Dios malo, Dios bueno
..... Del
mar sacábamos calamares y pulpos grandes. Las pinucas las preparaba a la
manera china, tostadas en las brasas. La famosa piedra puntuda es una
verdadera baliza puesta por la naturaleza a la orilla norte del canal de
Caucahué. Cilíndrica, terminando en cono, señala las grandes mareas cuando
queda en seco. En sus alrededores, cubiertos de laminillas, huiros y
sargazos, entre piedras de todo tamaño y trechos arenosos, tendíamos las
lienzas con anzuelos y carnadas de holoturias. Había ostras, caracoles,
pancoras y, en ciertas épocas, cangrejos grandes y amarillos que se pescan
de noche con faroles y chonchones. Vienen hacia la luz y se cogen con la
mano.
..... Una diabetes aguda
desembarcó a mi padre a los 54 años de edad. Él murió el 11 de agosto. En
tierra enflaqueció y envejeció rápidamente. Lo veo junto a un gran brasero
y me pide que le traiga el diario. Me equivoco en la fecha o le traigo una
revista de las que acostumbraba a leer, recostado en el sofá del costurero
de mi madre. Se enoja y por primera vez me castiga en la cara con su ancha
y ya enflaquecida mano. Solo otra vez me había pegado con cierta dureza.
Lo recuerdo todavía. Fue cuando metí el dedo entre las valvas de una
cholga puesta con otras en una vasija para el curanto. Gritos, llantos y
la cholga colgando. Tomó una cuchara y dando con el revés en la concha la
partió, liberándome de la tortura, mas, con la misma cuchara, me dio en la
boca para que no siguiera llorando.
.....
Aprendí su lección y esa noche no lloré. Mi madre me despertó ese
fatídico 11 de agosto de 1917, gritándome: "Levántese, el papá está
muriéndose". Corrí a la pieza contigua y él alcanzó a tomarme de la mano.
Con voz apagada me dijo: "Volvamos al mar". Su rostro ceniciento se
inclinó hacia la pared y sus dedos se soltaron de los míos como si fueran
la cabilla de un timón, dejándola a la deriva.
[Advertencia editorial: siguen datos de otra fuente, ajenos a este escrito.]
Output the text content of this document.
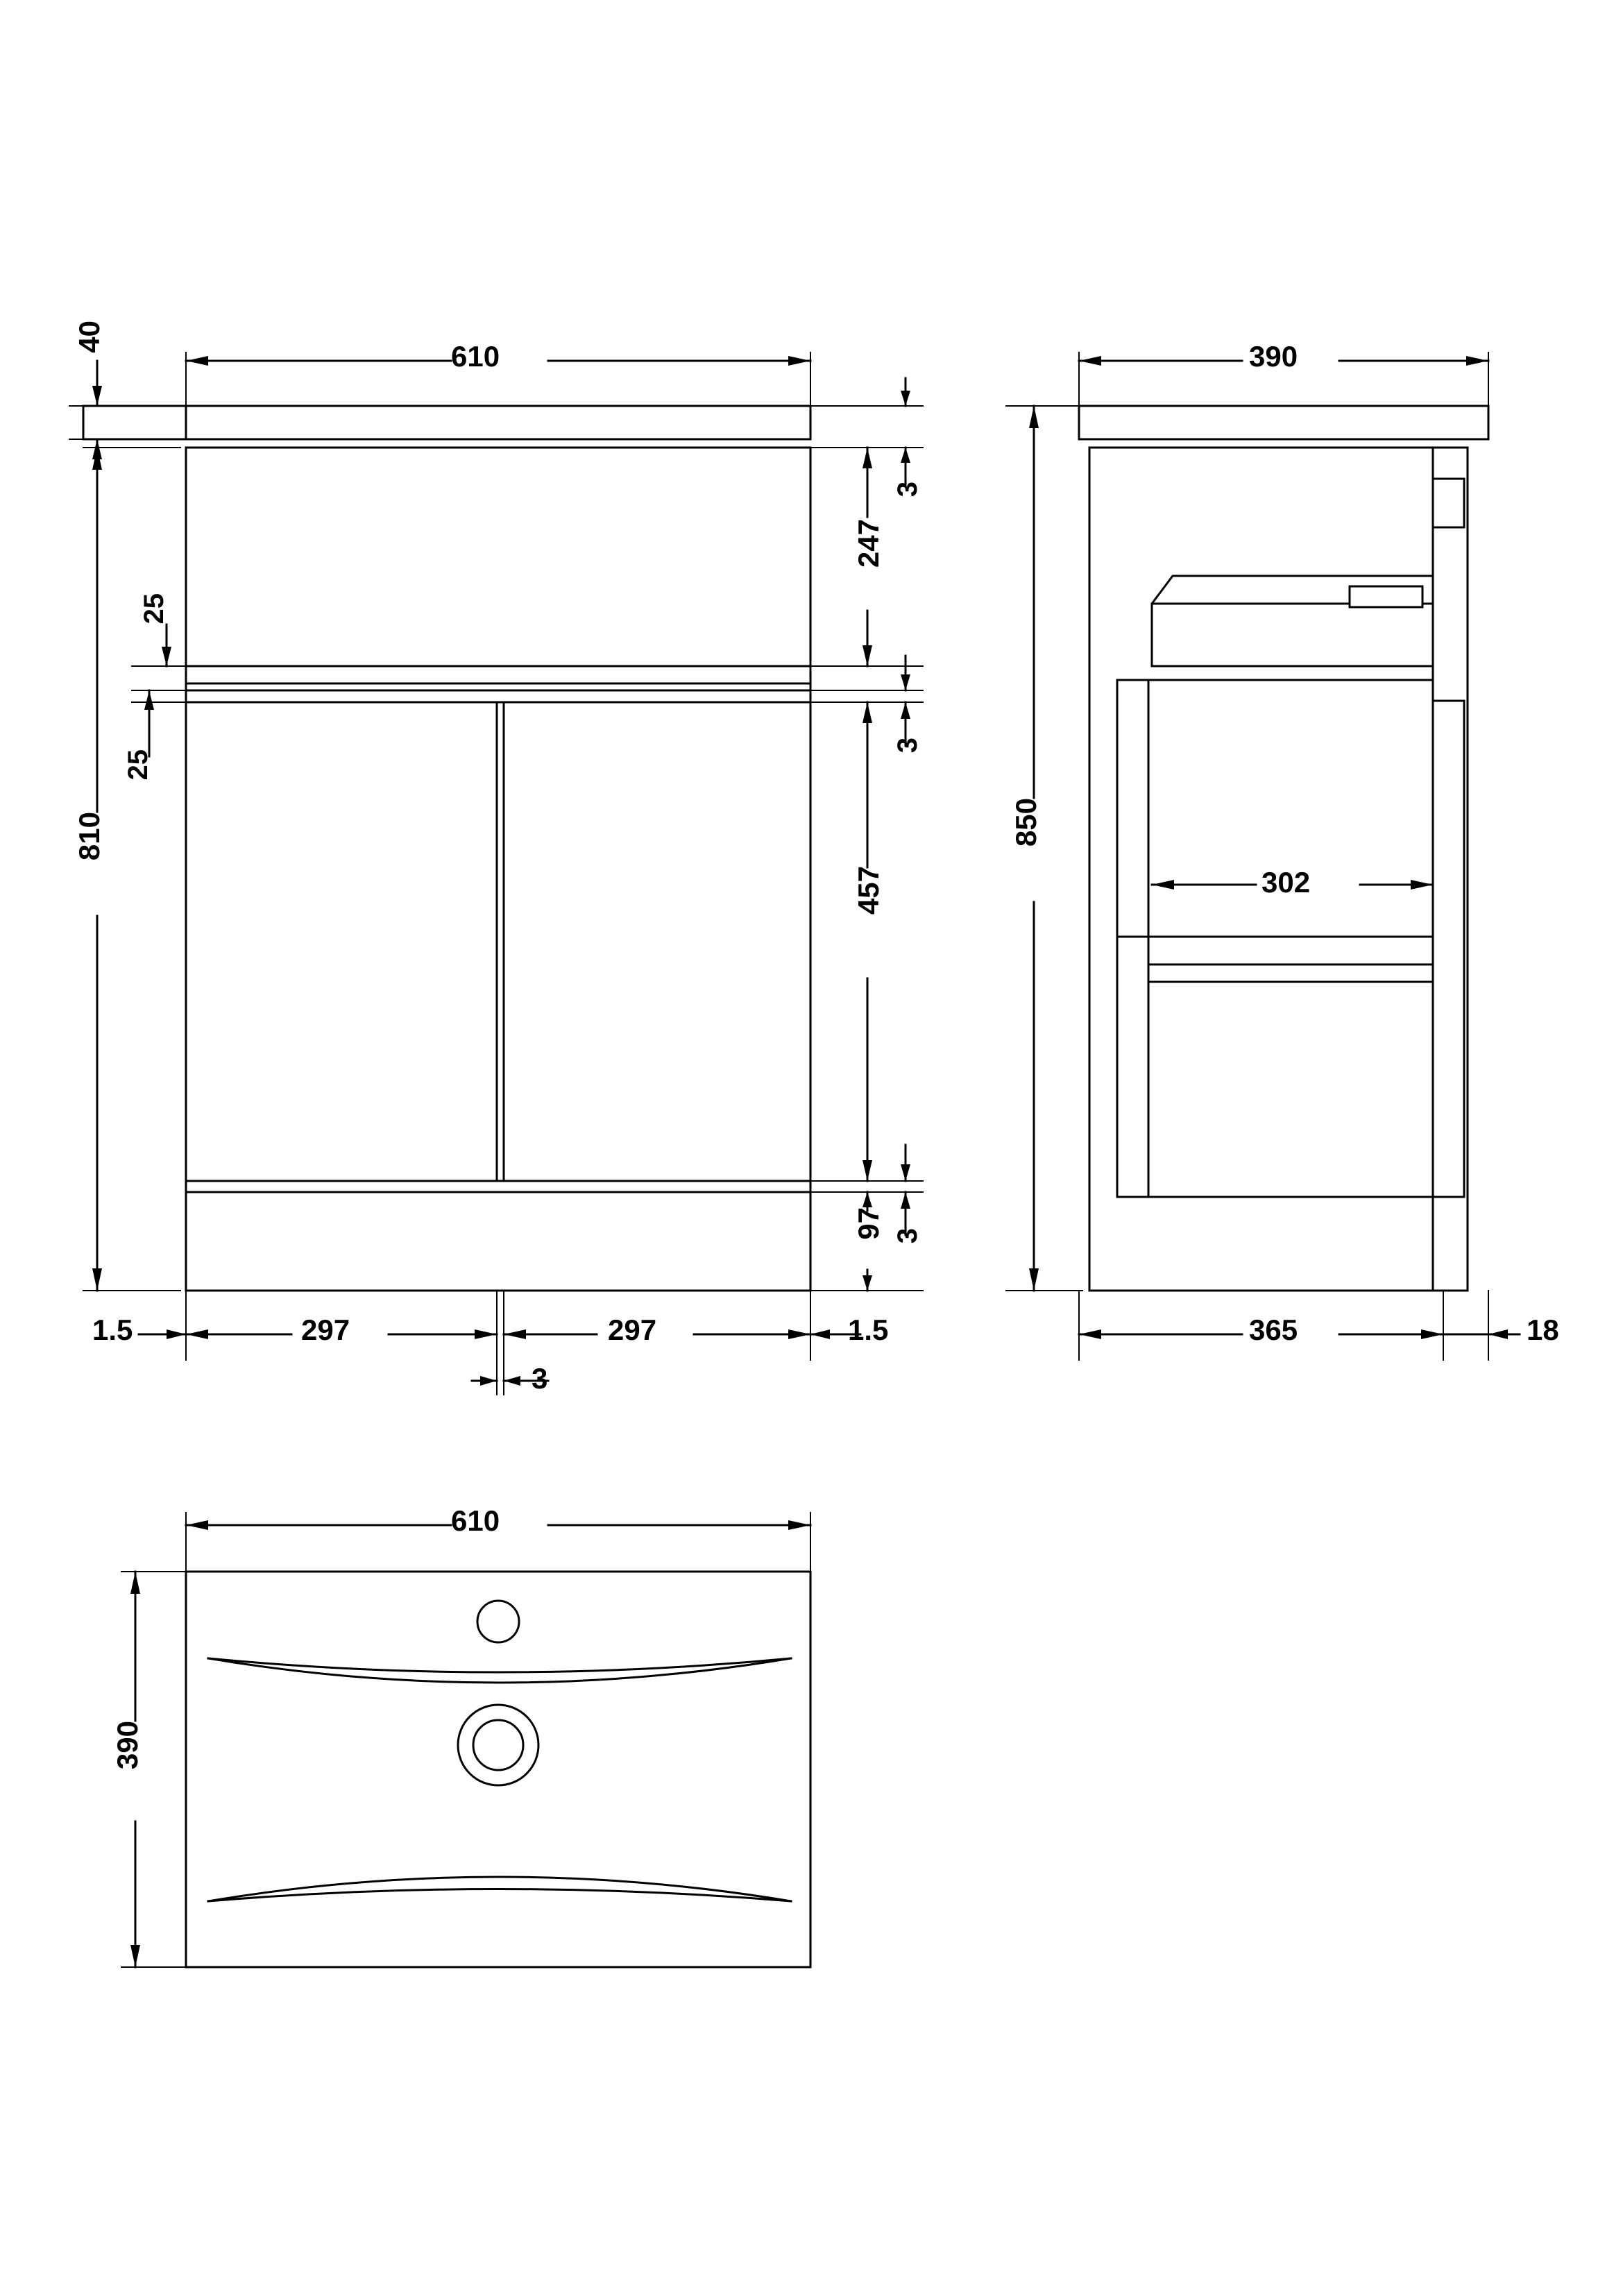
610
40
810
25
25
3
247
3
457
3
97
1.5	297	297	1.5
3
390
850
302
365	18
610
390
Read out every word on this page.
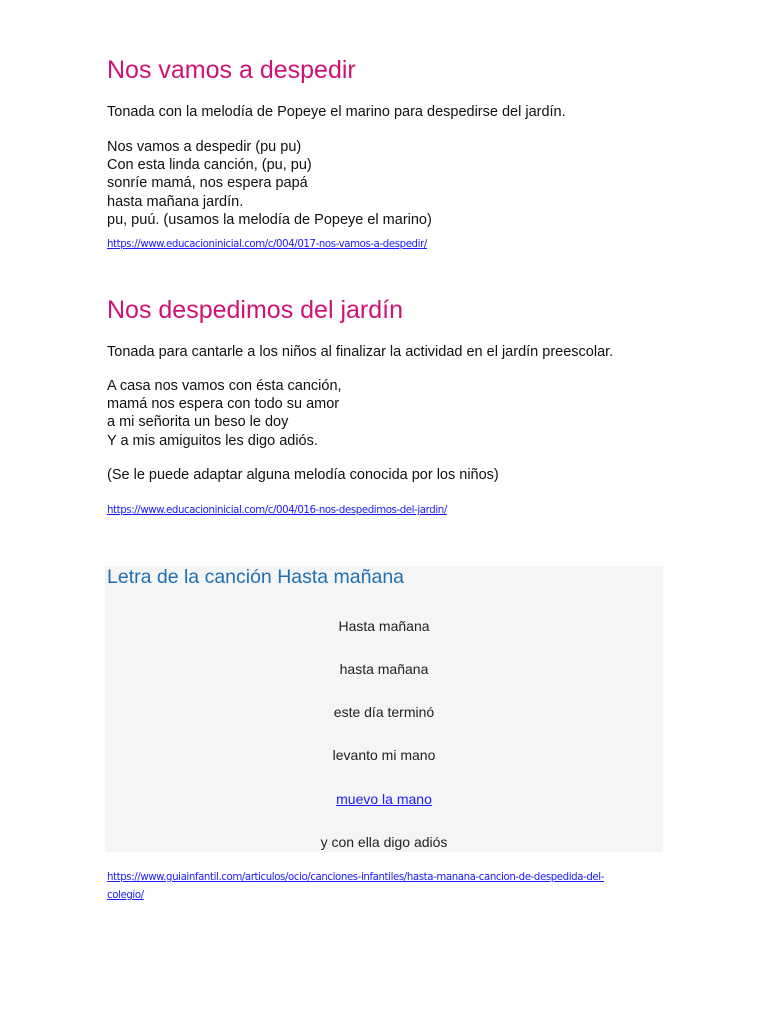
Nos vamos a despedir

Tonada con la melodía de Popeye el marino para despedirse del jardín.

Nos vamos a despedir (pu pu)
Con esta linda canción, (pu, pu)
sonríe mamá, nos espera papá
hasta mañana jardín.
pu, puú. (usamos la melodía de Popeye el marino)
https://www.educacioninicial.com/c/004/017-nos-vamos-a-despedir/
Nos despedimos del jardín

Tonada para cantarle a los niños al finalizar la actividad en el jardín preescolar.

A casa nos vamos con ésta canción,
mamá nos espera con todo su amor
a mi señorita un beso le doy
Y a mis amiguitos les digo adiós.

(Se le puede adaptar alguna melodía conocida por los niños)

https://www.educacioninicial.com/c/004/016-nos-despedimos-del-jardin/
Letra de la canción Hasta mañana
Hasta mañana
hasta mañana
este día terminó
levanto mi mano
muevo la mano
y con ella digo adiós
https://www.guiainfantil.com/articulos/ocio/canciones-infantiles/hasta-manana-cancion-de-despedida-del-colegio/
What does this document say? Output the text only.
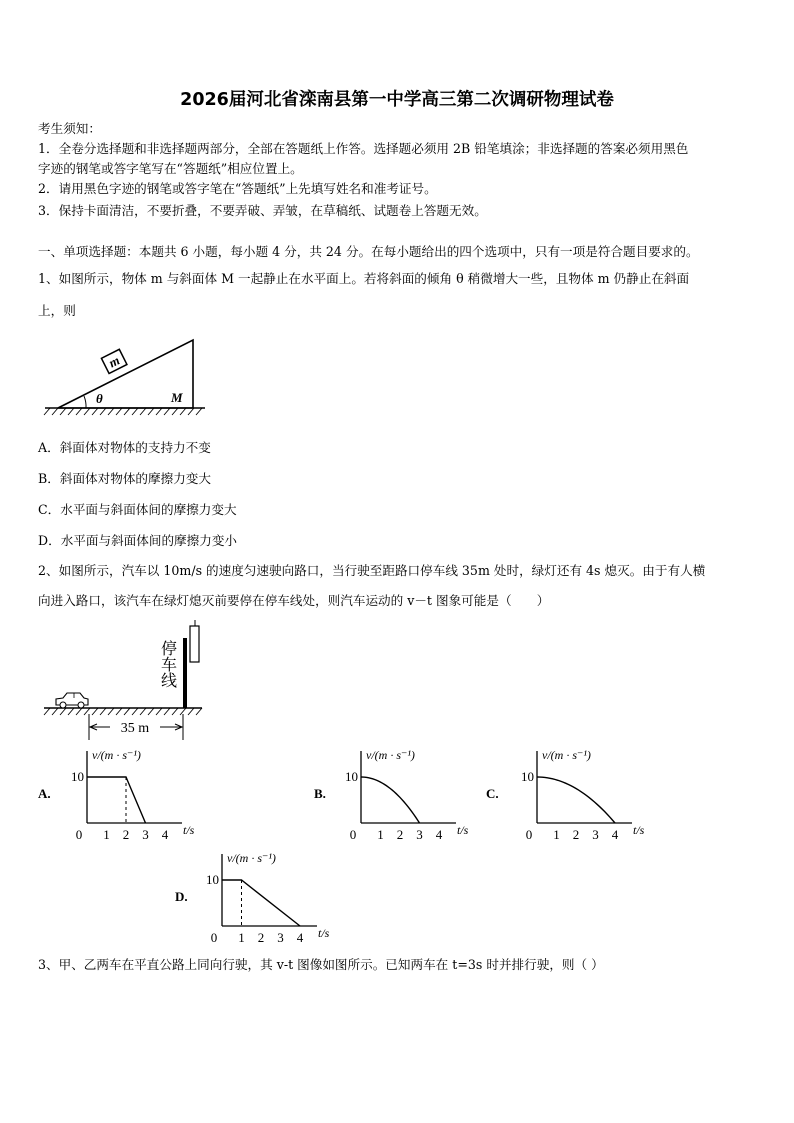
2026届河北省滦南县第一中学高三第二次调研物理试卷
考生须知：
1．全卷分选择题和非选择题两部分，全部在答题纸上作答。选择题必须用 2B 铅笔填涂；非选择题的答案必须用黑色
字迹的钢笔或答字笔写在“答题纸”相应位置上。
2．请用黑色字迹的钢笔或答字笔在“答题纸”上先填写姓名和准考证号。
3．保持卡面清洁，不要折叠，不要弄破、弄皱，在草稿纸、试题卷上答题无效。
一、单项选择题：本题共 6 小题，每小题 4 分，共 24 分。在每小题给出的四个选项中，只有一项是符合题目要求的。
1、如图所示，物体 m 与斜面体 M 一起静止在水平面上。若将斜面的倾角 θ 稍微增大一些，且物体 m 仍静止在斜面
上，则
m
θ	M
A．斜面体对物体的支持力不变
B．斜面体对物体的摩擦力变大
C．水平面与斜面体间的摩擦力变大
D．水平面与斜面体间的摩擦力变小
2、如图所示，汽车以 10m/s 的速度匀速驶向路口，当行驶至距路口停车线 35m 处时，绿灯还有 4s 熄灭。由于有人横
向进入路口，该汽车在绿灯熄灭前要停在停车线处，则汽车运动的 v－t 图象可能是（　　）
停车线
35 m
A.
v/(m · s⁻¹)
t/s
10
0 1 2 3 4
B.
v/(m · s⁻¹)
t/s
10
0 1 2 3 4
C.
v/(m · s⁻¹)
t/s
10
0 1 2 3 4
D.
v/(m · s⁻¹)
t/s
10
0 1 2 3 4
3、甲、乙两车在平直公路上同向行驶，其 v-t 图像如图所示。已知两车在 t=3s 时并排行驶，则（ ）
Llovía torrencialmente; mi
madre no llamó a nadie y se puso a llorar a solas con su
muerto.
..... La lluvia tiene olores y
colores como los frutos de los avellanos de la tierra en que nací, y lo
que más recuerdo de esas lluvias de mi lejana infancia es su transparencia
empozada en los charcos sobre el pasto después que ha pasado en temporal.
Es como si se hubiera cuajado la mirada de Dios sobre la hierba. Un Dios
bueno, el que me enseñara a amar mi madre desde la cuna, no así el Dios
malo con que me amenazaba mi hermana Claudina, espiándome desde las hojas
de los árboles para castigarme por lo que hacía o no hacía.
..... Hay veces en que despierto al borde de un
abismo donde termina el mar de mi infancia; pero siempre encuentro a
alguien a mi lado. O una música lejana que viene de mis islas, traída por
el tamborileo de la lluvia sobre los techos del viento. Bajo esas aguas
del tiempo y en el fondo de mí mismo, no veo otra cosa que un hombre, una
mujer y un niño, jugando con un bote a orillas de nuestro mar interior de
chilote, al cual le han puesto un mástil y un timón, esperando un soplo en
la vela, para hacerse a la mar entre las islas.